Nearly three months later, at Yokohama, the All Blacks, led by Read and his lieutenants Retallick and Sam Whitelock, were passive in their defeat to England which was more lopsided than the 19-7 score suggests.

They were pushed around almost at will by a pack and a midfielder in Manu Tuilagi who put England immediately on the front foot. The defending champions were physically and mentally dominated. 

They rallied via Ardie Savea’s lineout steal and try – which came directly from an England overthrow – but in the words of McCaw, they appeared to go through the motions at the end and lacked coordination, as though they were powerless to change events as they happened around them and in spite of them.

Owen Farrell cowers on the ground after being pushed by Sam Whitelock during the 2019 RWC semi-final. The All Blacks’ hard-earned penalty was subsequently reversed for Whitelock’s indiscretion. (Photo by Hannah Peters/Getty Images)

The one half chance they had to get in front was blown by an impetuous, uncontrolled moment from Whitelock when, after winning a penalty that would have enabled the All Blacks to kick into the corner and set a driving maul, he lashed out and pushed over Owen Farrell after the whistle had been blown. The penalty was reversed and there it was again – emotion debilitating the performance.

As Foster continues his rebuilding phase with France 2023 in his sights, addressing that inconsistency in his players’ attitudes and inability to withstand pressure should be a priority. 

In truth, those inconsistencies crept in during the final stages of what otherwise was a highly successful Steve Hansen tenure, so the newcomers to Foster’s group may not be the issue as much as the messages themselves and those delivering them or how they are delivered.
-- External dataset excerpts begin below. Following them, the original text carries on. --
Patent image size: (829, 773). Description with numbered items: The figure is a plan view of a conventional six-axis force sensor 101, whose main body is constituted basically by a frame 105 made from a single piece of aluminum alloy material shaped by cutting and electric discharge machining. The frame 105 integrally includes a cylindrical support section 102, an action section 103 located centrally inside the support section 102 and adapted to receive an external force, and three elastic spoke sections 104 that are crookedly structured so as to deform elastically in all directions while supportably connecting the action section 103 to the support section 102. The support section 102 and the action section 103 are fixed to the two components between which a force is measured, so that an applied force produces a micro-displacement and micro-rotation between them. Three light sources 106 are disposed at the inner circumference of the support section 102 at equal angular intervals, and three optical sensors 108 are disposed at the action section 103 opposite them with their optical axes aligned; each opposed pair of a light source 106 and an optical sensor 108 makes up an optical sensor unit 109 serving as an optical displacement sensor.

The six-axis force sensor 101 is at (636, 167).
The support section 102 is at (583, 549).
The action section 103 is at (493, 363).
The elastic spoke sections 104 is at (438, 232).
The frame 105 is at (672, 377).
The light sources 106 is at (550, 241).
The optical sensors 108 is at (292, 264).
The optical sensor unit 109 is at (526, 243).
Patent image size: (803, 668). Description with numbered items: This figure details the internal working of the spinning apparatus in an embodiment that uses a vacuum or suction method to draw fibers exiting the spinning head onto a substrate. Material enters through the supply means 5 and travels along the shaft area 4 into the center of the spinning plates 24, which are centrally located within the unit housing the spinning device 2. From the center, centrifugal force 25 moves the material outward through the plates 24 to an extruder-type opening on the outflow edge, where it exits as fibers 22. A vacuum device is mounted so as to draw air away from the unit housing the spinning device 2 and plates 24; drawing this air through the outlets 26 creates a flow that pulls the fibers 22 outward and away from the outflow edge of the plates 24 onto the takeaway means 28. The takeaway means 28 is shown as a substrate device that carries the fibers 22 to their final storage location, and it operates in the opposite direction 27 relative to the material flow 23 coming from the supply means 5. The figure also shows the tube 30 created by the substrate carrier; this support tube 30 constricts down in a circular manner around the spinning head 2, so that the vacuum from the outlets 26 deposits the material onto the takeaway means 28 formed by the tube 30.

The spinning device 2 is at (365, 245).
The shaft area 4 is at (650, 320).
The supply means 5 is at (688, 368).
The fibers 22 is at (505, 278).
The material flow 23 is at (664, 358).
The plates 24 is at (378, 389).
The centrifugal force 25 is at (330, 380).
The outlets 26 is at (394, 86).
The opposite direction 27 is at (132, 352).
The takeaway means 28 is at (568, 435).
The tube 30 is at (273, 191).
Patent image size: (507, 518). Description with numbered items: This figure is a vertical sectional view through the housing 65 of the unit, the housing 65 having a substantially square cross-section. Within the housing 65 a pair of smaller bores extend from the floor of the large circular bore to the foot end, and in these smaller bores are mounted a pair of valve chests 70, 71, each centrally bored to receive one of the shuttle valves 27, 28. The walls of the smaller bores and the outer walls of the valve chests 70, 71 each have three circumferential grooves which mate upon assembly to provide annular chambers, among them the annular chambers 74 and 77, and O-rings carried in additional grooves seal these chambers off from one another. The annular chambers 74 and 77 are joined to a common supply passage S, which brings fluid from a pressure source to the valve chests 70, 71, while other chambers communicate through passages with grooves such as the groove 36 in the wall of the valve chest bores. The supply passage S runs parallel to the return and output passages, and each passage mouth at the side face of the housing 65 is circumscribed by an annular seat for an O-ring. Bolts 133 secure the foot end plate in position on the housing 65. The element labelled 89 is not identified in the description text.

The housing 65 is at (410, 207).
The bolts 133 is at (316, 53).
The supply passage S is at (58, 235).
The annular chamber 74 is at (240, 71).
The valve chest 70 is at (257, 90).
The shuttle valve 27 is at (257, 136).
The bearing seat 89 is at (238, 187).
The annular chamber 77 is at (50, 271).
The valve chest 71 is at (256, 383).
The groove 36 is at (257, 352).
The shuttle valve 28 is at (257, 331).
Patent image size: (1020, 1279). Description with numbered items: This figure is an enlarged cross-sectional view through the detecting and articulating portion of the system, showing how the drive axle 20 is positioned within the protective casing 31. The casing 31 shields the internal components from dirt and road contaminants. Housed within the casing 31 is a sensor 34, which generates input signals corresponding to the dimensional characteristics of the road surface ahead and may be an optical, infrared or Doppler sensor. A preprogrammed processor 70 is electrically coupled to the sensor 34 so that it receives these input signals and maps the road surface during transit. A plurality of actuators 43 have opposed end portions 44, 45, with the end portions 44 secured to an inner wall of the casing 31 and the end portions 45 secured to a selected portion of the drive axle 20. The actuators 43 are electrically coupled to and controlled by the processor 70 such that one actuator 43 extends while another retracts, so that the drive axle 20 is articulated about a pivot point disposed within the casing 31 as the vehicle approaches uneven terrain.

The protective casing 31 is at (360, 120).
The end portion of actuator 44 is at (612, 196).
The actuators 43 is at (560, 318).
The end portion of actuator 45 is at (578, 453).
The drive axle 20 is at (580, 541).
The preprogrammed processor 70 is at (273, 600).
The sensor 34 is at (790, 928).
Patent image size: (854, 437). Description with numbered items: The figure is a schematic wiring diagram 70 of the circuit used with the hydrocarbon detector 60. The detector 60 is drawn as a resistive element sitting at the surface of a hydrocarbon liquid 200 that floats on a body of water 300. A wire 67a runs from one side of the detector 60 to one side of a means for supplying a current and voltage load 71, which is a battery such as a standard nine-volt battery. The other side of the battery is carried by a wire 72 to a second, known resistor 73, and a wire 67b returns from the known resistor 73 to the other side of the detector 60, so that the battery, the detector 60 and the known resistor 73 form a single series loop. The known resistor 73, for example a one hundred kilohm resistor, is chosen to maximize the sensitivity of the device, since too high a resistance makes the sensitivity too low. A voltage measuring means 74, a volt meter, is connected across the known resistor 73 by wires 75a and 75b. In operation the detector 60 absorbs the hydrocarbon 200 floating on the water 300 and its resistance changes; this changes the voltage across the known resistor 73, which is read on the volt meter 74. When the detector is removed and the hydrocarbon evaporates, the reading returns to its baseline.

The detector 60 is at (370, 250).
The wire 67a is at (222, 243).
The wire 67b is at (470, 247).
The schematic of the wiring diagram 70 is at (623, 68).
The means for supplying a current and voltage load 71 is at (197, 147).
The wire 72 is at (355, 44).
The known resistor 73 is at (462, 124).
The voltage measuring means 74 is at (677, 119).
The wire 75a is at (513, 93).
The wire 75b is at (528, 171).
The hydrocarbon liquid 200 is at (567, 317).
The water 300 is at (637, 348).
There must be a recognition that what worked in the past may not necessarily be working now.

McCaw felt a helplessness in Cardiff that he never wanted to experience again on a pitch and he worked as hard on his mental skills as much his physical fitness. 

To paraphrase Evans’ advice to McCaw in 2011 regarding how to get through a World Cup with a broken foot, seeking greater mental consistency is the challenge for Foster and company. Now it’s about how they deal with it.